A SUNSCREEN STANDOFF

Somehow, sunscreen has become one of the summer's loudest arguments.

Scroll for a minute and you will find people calling SPF poison, swearing that coconut oil or beef tallow is "natural protection," that the whole thing is a scam. Dermatologists are spending the season debunking it .

WHERE THE SCIENCE ACTUALLY STANDS

For all the noise, the evidence has not budged. UV radiation damages skin and drives most skin cancers, and sunscreen is one of our simplest defenses.

In a landmark Australian trial, people who used sunscreen daily cut their melanoma risk by about half . Coconut oil did not. The debate is loud. The science is quiet and settled.

So we lather up, or argue about it, all summer long.

THE BLIND SPOT

Here is who almost never comes up in the sunscreen wars: the animal sunbathing in the window.

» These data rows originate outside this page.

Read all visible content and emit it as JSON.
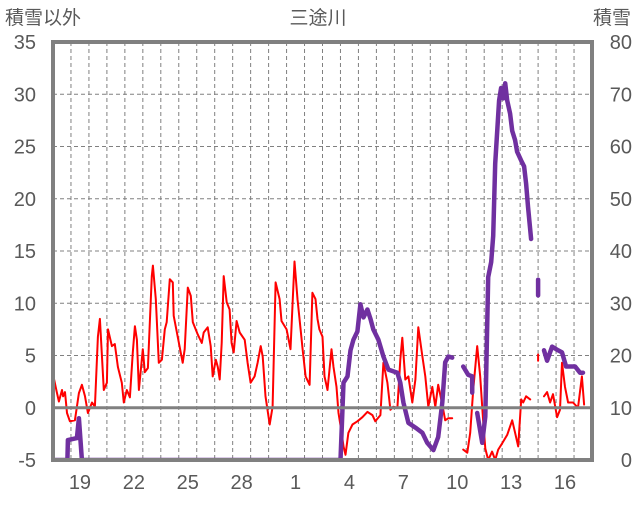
{
  "chart_data": {
    "type": "line",
    "title": "三途川",
    "ylabel_left": "積雪以外",
    "ylabel_right": "積雪",
    "x_unit": "days since first plotted day (day 18)",
    "x_range": [
      0,
      30
    ],
    "ylim_left": [
      -5,
      35
    ],
    "ylim_right": [
      0,
      80
    ],
    "yticks_left": [
      "35",
      "30",
      "25",
      "20",
      "15",
      "10",
      "5",
      "0",
      "-5"
    ],
    "yticks_right": [
      "80",
      "70",
      "60",
      "50",
      "40",
      "30",
      "20",
      "10",
      "0"
    ],
    "xtick_labels": [
      {
        "label": "19",
        "day": 1
      },
      {
        "label": "22",
        "day": 4
      },
      {
        "label": "25",
        "day": 7
      },
      {
        "label": "28",
        "day": 10
      },
      {
        "label": "1",
        "day": 13
      },
      {
        "label": "4",
        "day": 16
      },
      {
        "label": "7",
        "day": 19
      },
      {
        "label": "10",
        "day": 22
      },
      {
        "label": "13",
        "day": 25
      },
      {
        "label": "16",
        "day": 28
      }
    ],
    "grid": true,
    "colors": {
      "temperature": "#ff0000",
      "snow": "#7030a0",
      "axis": "#808080",
      "grid": "#808080",
      "text": "#595959"
    },
    "series": [
      {
        "name": "積雪以外",
        "axis": "left",
        "color": "#ff0000",
        "points": [
          [
            0.06,
            2.7
          ],
          [
            0.22,
            1.4
          ],
          [
            0.33,
            0.6
          ],
          [
            0.5,
            1.7
          ],
          [
            0.56,
            1.1
          ],
          [
            0.67,
            1.5
          ],
          [
            0.78,
            -0.5
          ],
          [
            0.94,
            -1.3
          ],
          [
            1.22,
            -1.2
          ],
          [
            1.44,
            1.4
          ],
          [
            1.61,
            2.2
          ],
          [
            1.78,
            1.1
          ],
          [
            1.94,
            -0.5
          ],
          [
            2.17,
            0.5
          ],
          [
            2.33,
            0.1
          ],
          [
            2.5,
            6.8
          ],
          [
            2.61,
            8.5
          ],
          [
            2.83,
            1.7
          ],
          [
            3.0,
            2.4
          ],
          [
            3.06,
            7.5
          ],
          [
            3.28,
            5.9
          ],
          [
            3.44,
            6.1
          ],
          [
            3.61,
            3.9
          ],
          [
            3.83,
            2.4
          ],
          [
            3.94,
            0.5
          ],
          [
            4.11,
            1.7
          ],
          [
            4.28,
            1.0
          ],
          [
            4.44,
            5.3
          ],
          [
            4.56,
            7.8
          ],
          [
            4.67,
            6.5
          ],
          [
            4.78,
            1.7
          ],
          [
            5.0,
            5.6
          ],
          [
            5.11,
            3.4
          ],
          [
            5.28,
            3.8
          ],
          [
            5.5,
            12.6
          ],
          [
            5.56,
            13.6
          ],
          [
            5.72,
            10.4
          ],
          [
            5.89,
            4.3
          ],
          [
            6.06,
            4.6
          ],
          [
            6.22,
            7.5
          ],
          [
            6.33,
            8.2
          ],
          [
            6.5,
            12.3
          ],
          [
            6.67,
            12.0
          ],
          [
            6.72,
            8.8
          ],
          [
            6.94,
            6.8
          ],
          [
            7.22,
            4.3
          ],
          [
            7.33,
            5.6
          ],
          [
            7.5,
            11.5
          ],
          [
            7.67,
            10.7
          ],
          [
            7.78,
            8.2
          ],
          [
            7.94,
            7.5
          ],
          [
            8.06,
            7.0
          ],
          [
            8.28,
            6.2
          ],
          [
            8.39,
            7.2
          ],
          [
            8.61,
            7.7
          ],
          [
            8.78,
            5.9
          ],
          [
            8.89,
            3.0
          ],
          [
            9.06,
            4.6
          ],
          [
            9.17,
            3.9
          ],
          [
            9.28,
            2.7
          ],
          [
            9.39,
            6.2
          ],
          [
            9.5,
            12.6
          ],
          [
            9.67,
            10.1
          ],
          [
            9.83,
            9.4
          ],
          [
            9.94,
            6.2
          ],
          [
            10.06,
            5.3
          ],
          [
            10.22,
            8.3
          ],
          [
            10.39,
            7.2
          ],
          [
            10.67,
            6.5
          ],
          [
            10.83,
            4.3
          ],
          [
            11.0,
            2.4
          ],
          [
            11.22,
            3.0
          ],
          [
            11.39,
            4.3
          ],
          [
            11.56,
            5.9
          ],
          [
            11.67,
            4.9
          ],
          [
            11.83,
            1.1
          ],
          [
            12.06,
            -1.6
          ],
          [
            12.22,
            0.1
          ],
          [
            12.39,
            12.0
          ],
          [
            12.61,
            10.4
          ],
          [
            12.72,
            8.3
          ],
          [
            13.0,
            7.5
          ],
          [
            13.22,
            5.6
          ],
          [
            13.44,
            14.0
          ],
          [
            13.61,
            10.4
          ],
          [
            13.78,
            7.5
          ],
          [
            13.89,
            5.6
          ],
          [
            14.06,
            3.0
          ],
          [
            14.28,
            2.2
          ],
          [
            14.44,
            11.0
          ],
          [
            14.61,
            10.4
          ],
          [
            14.72,
            8.5
          ],
          [
            14.83,
            7.5
          ],
          [
            15.0,
            6.8
          ],
          [
            15.11,
            3.0
          ],
          [
            15.28,
            1.7
          ],
          [
            15.5,
            5.6
          ],
          [
            15.61,
            3.9
          ],
          [
            15.78,
            2.0
          ],
          [
            15.89,
            -0.5
          ],
          [
            16.06,
            -2.3
          ],
          [
            16.17,
            -3.7
          ],
          [
            16.28,
            -4.5
          ],
          [
            16.44,
            -2.4
          ],
          [
            16.67,
            -1.6
          ],
          [
            16.94,
            -1.3
          ],
          [
            17.22,
            -0.9
          ],
          [
            17.5,
            -0.4
          ],
          [
            17.78,
            -0.7
          ],
          [
            17.94,
            -1.3
          ],
          [
            18.22,
            -0.7
          ],
          [
            18.39,
            4.3
          ],
          [
            18.61,
            2.4
          ],
          [
            18.78,
            -0.2
          ],
          [
            18.94,
            0.1
          ],
          [
            19.17,
            0.0
          ],
          [
            19.33,
            4.6
          ],
          [
            19.44,
            6.7
          ],
          [
            19.61,
            2.7
          ],
          [
            19.78,
            3.0
          ],
          [
            20.0,
            0.5
          ],
          [
            20.17,
            2.7
          ],
          [
            20.33,
            7.7
          ],
          [
            20.56,
            4.9
          ],
          [
            20.72,
            3.0
          ],
          [
            20.89,
            0.1
          ],
          [
            21.11,
            2.0
          ],
          [
            21.28,
            0.1
          ],
          [
            21.44,
            2.2
          ],
          [
            21.67,
            0.3
          ],
          [
            21.83,
            -1.2
          ],
          [
            22.0,
            -1.0
          ],
          [
            22.22,
            -1.0
          ],
          null,
          [
            22.83,
            -4.0
          ],
          [
            23.06,
            -4.3
          ],
          [
            23.22,
            -2.4
          ],
          [
            23.39,
            1.7
          ],
          [
            23.61,
            5.9
          ],
          [
            23.78,
            3.0
          ],
          [
            23.94,
            -1.2
          ],
          [
            24.06,
            -3.9
          ],
          [
            24.22,
            -5.0
          ],
          [
            24.44,
            -4.2
          ],
          [
            24.61,
            -5.0
          ],
          [
            24.78,
            -4.0
          ],
          [
            25.0,
            -3.4
          ],
          [
            25.28,
            -2.6
          ],
          [
            25.56,
            -1.2
          ],
          [
            25.72,
            -2.4
          ],
          [
            25.89,
            -3.7
          ],
          [
            26.06,
            0.8
          ],
          [
            26.17,
            0.5
          ],
          [
            26.33,
            1.1
          ],
          [
            26.56,
            0.8
          ],
          null,
          [
            27.0,
            4.5
          ],
          [
            27.0,
            5.1
          ],
          null,
          [
            27.33,
            1.1
          ],
          [
            27.5,
            1.5
          ],
          [
            27.67,
            0.5
          ],
          [
            27.83,
            1.3
          ],
          [
            28.06,
            -0.9
          ],
          [
            28.22,
            -0.2
          ],
          [
            28.33,
            4.3
          ],
          [
            28.5,
            2.0
          ],
          [
            28.67,
            0.5
          ],
          [
            28.94,
            0.5
          ],
          [
            29.22,
            0.0
          ],
          [
            29.44,
            3.0
          ],
          [
            29.56,
            0.3
          ]
        ]
      },
      {
        "name": "積雪",
        "axis": "right",
        "color": "#7030a0",
        "points": [
          [
            0.0,
            0
          ],
          [
            0.8,
            0
          ],
          [
            0.83,
            3.8
          ],
          [
            1.33,
            4.2
          ],
          [
            1.44,
            8
          ],
          [
            1.61,
            0
          ],
          [
            16.0,
            0
          ],
          [
            16.17,
            14.8
          ],
          [
            16.39,
            16
          ],
          [
            16.56,
            21
          ],
          [
            16.72,
            23
          ],
          [
            16.94,
            24.6
          ],
          [
            17.11,
            29.8
          ],
          [
            17.28,
            27.3
          ],
          [
            17.5,
            28.8
          ],
          [
            17.67,
            27
          ],
          [
            17.83,
            25
          ],
          [
            18.11,
            23
          ],
          [
            18.39,
            19.8
          ],
          [
            18.67,
            17.3
          ],
          [
            19.17,
            16.7
          ],
          [
            19.33,
            14.8
          ],
          [
            19.5,
            11
          ],
          [
            19.78,
            7.1
          ],
          [
            20.17,
            6.2
          ],
          [
            20.56,
            5.2
          ],
          [
            20.83,
            3.3
          ],
          [
            21.17,
            1.9
          ],
          [
            21.44,
            4.4
          ],
          [
            21.67,
            11
          ],
          [
            21.83,
            18.7
          ],
          [
            22.0,
            19.8
          ],
          [
            22.22,
            19.6
          ],
          null,
          [
            22.83,
            17.9
          ],
          [
            23.11,
            16.3
          ],
          [
            23.33,
            16
          ],
          [
            23.33,
            12.9
          ],
          null,
          [
            23.61,
            9
          ],
          [
            23.89,
            3.3
          ],
          [
            24.06,
            8.3
          ],
          [
            24.22,
            35
          ],
          [
            24.39,
            37.9
          ],
          [
            24.5,
            42.9
          ],
          [
            24.61,
            56.7
          ],
          [
            24.83,
            68.8
          ],
          [
            24.94,
            71.2
          ],
          [
            25.06,
            69.2
          ],
          [
            25.17,
            72.1
          ],
          [
            25.28,
            68.8
          ],
          [
            25.44,
            66.3
          ],
          [
            25.56,
            63
          ],
          [
            25.72,
            61.2
          ],
          [
            25.83,
            59
          ],
          [
            26.06,
            57.3
          ],
          [
            26.22,
            56.2
          ],
          [
            26.33,
            52.9
          ],
          [
            26.44,
            48.5
          ],
          [
            26.61,
            42.3
          ],
          null,
          [
            27.0,
            31.5
          ],
          [
            27.0,
            34.5
          ],
          null,
          [
            27.33,
            21
          ],
          [
            27.5,
            19
          ],
          [
            27.78,
            21.7
          ],
          [
            28.11,
            21
          ],
          [
            28.33,
            20.6
          ],
          [
            28.56,
            17.9
          ],
          [
            29.06,
            17.9
          ],
          [
            29.33,
            16.7
          ],
          [
            29.5,
            16.7
          ]
        ]
      }
    ]
  }
}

We treat fur like a full-body sunblock. It helps, but it is not the shield we picture, and it leaves real gaps.

THE PART PEOPLE MISS

Pets get sunburned, and with enough exposure, they get skin cancer too.

Sun-linked cancers like squamous cell carcinoma show up most in light-colored, thin-coated, or hairless animals, right where fur runs thin: the nose, the ear tips, the belly, the eyelids . White cats are the classic case, their ear tips especially.

Your cat can get skin cancer on the tips of her ears. And the sunscreen in your beach bag may be the wrong tool to prevent it.

Because here is the twist inside the twist: you cannot simply share yours. Many human sunscreens contain zinc oxide, which is toxic to pets once they lick it off, and they will lick it off. The instinct to grab your own bottle is the one move to skip.

WHAT TO DO WHILE THE SUN IS HIGH

Nothing drastic, just a few summer habits.

First, let shade and timing do most of the work. The same peak hours that fry your shoulders, roughly ten to two, are the ones to keep a white or thin-coated pet out of direct sun.

Second, protect the gaps. For high-risk pets, ask your vet about a pet-safe sunscreen for the nose, ear tips, and belly , and skip anything with zinc oxide or PABA. Then keep a quiet eye on those spots. A crusty or stubborn sore on an ear tip or nose is worth a photo and a vet visit.